Thursday, September 4, 2014

How to Eat Acorns

"Can people eat acorns?" That's what my older son asked me while we were hiking through the woods.

"Definitely! People have been eating acorns for thousands of years" is what I said.

So my son picked one up from the forest floor, cracked it, took a bite, winced and spit it out "Blech!!!"

"Blech" is probably exactly what ancient humans said the first time they tried to eat them too. But humanity is undeterred when hunger is knocking on the door which is probably why people first started to eat things like fish that will kill you if it's prepared wrong, or oysters, or cilantro.

Raw acorns taste awful because of the naturally occurring tannic acid in most varieties. 
Not only is it horribly bitter, but it's not particularly healthy to eat.

The good news is, you can remove it by boiling the heck out of the acorn meat. It's helpful to know that acorns from a white oak(the longer skinnier acorns) have less tannin than acorns from a red oak (the fatter, rounder acorns), so they need a lot less boiling.

Here's One Way to Prepare Acorns for Eating

There's lots of ways. Here's a really basic one.
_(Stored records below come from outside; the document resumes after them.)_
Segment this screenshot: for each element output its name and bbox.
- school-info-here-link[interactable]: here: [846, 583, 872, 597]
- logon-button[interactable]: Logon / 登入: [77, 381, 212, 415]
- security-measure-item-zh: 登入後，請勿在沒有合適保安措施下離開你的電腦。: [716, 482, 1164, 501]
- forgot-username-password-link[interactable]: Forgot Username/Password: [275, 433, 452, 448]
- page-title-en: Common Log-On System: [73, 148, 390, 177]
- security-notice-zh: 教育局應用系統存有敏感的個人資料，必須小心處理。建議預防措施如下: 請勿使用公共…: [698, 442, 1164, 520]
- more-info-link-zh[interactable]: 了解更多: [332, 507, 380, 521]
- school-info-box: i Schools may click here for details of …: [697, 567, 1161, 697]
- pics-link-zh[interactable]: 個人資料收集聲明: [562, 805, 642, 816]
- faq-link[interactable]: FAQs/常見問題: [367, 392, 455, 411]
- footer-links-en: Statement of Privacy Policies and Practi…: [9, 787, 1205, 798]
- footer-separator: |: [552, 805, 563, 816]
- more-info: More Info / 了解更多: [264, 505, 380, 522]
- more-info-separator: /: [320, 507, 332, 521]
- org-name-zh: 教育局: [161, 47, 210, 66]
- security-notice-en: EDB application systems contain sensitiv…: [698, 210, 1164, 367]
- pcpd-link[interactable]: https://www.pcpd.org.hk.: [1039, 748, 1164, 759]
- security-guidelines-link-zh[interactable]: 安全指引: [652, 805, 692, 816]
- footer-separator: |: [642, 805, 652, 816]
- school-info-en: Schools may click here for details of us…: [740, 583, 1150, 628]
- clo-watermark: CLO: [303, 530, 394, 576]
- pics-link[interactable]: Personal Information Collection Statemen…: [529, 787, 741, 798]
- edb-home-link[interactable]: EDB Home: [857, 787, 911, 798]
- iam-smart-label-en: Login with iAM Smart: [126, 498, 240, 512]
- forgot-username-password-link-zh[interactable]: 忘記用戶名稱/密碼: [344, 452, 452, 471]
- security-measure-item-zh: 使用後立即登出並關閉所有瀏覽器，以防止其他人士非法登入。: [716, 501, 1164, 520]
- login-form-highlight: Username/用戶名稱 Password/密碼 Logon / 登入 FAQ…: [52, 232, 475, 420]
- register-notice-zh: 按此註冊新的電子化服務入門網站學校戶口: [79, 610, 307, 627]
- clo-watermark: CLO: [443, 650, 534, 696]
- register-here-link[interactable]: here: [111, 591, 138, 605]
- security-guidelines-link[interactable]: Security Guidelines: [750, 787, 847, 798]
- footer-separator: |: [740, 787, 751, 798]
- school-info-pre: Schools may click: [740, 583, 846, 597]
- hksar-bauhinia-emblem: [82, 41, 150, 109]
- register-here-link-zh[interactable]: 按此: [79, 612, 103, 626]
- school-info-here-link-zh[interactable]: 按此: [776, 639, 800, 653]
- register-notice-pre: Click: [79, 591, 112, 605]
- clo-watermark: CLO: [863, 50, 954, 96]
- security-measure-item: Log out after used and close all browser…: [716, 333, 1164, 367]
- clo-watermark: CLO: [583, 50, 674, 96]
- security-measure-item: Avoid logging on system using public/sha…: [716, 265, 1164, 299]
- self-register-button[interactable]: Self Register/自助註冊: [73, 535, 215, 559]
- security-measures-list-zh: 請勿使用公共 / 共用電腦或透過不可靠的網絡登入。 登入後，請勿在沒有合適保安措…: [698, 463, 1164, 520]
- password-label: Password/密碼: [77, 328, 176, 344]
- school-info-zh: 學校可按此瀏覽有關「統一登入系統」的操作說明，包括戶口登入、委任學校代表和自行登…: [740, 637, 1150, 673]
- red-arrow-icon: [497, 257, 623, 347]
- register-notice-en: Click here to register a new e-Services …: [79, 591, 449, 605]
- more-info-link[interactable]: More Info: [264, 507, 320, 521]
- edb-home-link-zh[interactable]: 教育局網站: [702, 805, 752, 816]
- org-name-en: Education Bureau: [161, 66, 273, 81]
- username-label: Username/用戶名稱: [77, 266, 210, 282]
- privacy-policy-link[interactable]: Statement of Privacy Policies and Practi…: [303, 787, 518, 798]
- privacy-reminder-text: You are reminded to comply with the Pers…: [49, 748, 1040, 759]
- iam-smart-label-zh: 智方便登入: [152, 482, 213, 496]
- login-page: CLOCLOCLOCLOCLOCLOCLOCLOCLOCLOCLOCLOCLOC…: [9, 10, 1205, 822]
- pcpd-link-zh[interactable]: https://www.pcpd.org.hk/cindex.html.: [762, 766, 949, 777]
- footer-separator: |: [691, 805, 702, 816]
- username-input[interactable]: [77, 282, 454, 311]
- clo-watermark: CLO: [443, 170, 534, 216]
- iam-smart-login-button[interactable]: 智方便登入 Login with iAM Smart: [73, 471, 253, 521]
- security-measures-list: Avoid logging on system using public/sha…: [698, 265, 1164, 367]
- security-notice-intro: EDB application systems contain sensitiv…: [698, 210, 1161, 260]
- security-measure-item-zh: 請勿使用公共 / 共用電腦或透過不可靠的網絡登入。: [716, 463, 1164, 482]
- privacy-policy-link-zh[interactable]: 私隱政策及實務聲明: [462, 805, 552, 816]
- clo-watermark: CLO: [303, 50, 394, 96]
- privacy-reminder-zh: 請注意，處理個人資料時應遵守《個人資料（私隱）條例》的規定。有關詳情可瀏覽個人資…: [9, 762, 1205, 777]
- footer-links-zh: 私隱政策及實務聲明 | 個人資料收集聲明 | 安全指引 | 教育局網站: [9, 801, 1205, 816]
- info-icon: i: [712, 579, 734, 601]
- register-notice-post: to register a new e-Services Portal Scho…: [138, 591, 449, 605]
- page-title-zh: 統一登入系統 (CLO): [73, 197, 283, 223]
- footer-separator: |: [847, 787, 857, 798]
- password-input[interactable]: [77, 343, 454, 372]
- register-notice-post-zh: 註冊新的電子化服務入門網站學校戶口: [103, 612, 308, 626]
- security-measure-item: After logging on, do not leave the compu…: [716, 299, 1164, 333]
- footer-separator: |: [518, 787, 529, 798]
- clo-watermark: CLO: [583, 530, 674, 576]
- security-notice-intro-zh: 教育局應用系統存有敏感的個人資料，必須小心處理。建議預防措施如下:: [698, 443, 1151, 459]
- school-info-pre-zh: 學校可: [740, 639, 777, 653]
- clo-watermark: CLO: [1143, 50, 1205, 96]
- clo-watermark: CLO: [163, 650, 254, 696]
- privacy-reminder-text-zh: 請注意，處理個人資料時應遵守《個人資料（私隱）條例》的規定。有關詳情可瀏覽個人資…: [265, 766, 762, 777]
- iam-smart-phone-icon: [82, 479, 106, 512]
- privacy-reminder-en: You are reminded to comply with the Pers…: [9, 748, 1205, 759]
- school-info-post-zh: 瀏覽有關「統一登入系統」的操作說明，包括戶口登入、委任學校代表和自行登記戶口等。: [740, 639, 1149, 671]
1. Gather acorns. Just go out into the woods with oak and pick them up off the forest floor in late summer, early fall. Select ones that don't have holes in them, which indicates there's probably a worm in there. And remember, try to go for the white oak acorns (the longer, thinner ones) because they'll require less boiling.

2. Remove the shells. This can take a while so settle in. Put on a movie or something. I use a nut cracker, which doesn't crack the acorns since they're kind of green. Instead it sort of squishes them in half. I peel it open and pull out the acorn meat...or nut...or whatever you want to call it.

Bowl of Acorn Nuts
3. Boil the acorns in a pot of water until the water turns reddish brown. That reddish brown color is the tannic acid.

Before Boiling
After Boiling

























4. Strain off the water, refill the pot and boil the acorns again. And again. And again. And again. Until they taste completely bland. This can take quite a few water changes. Last batch I did took 12 water changes...they were red oak acorns though. This is why it's important to use white oak acorns. The less tannic acid you need to remove, the fewer water changes you'll need.

When the acorns are bland to taste, they're good to eat.

5. Pre heat the oven to 350 degrees

6. Put the bland acorns on a baking sheet and drizzle olive oil over them.

7. Roast those suckers until they're golden brown and a little crunchy...maybe 15 minutes. 

8. Salt to taste.

Now...some folks turn acorns into acorn FLOUR, which apparently can be used as a flour replacement.  I've never done that. Maybe some day I'll do it and post it here.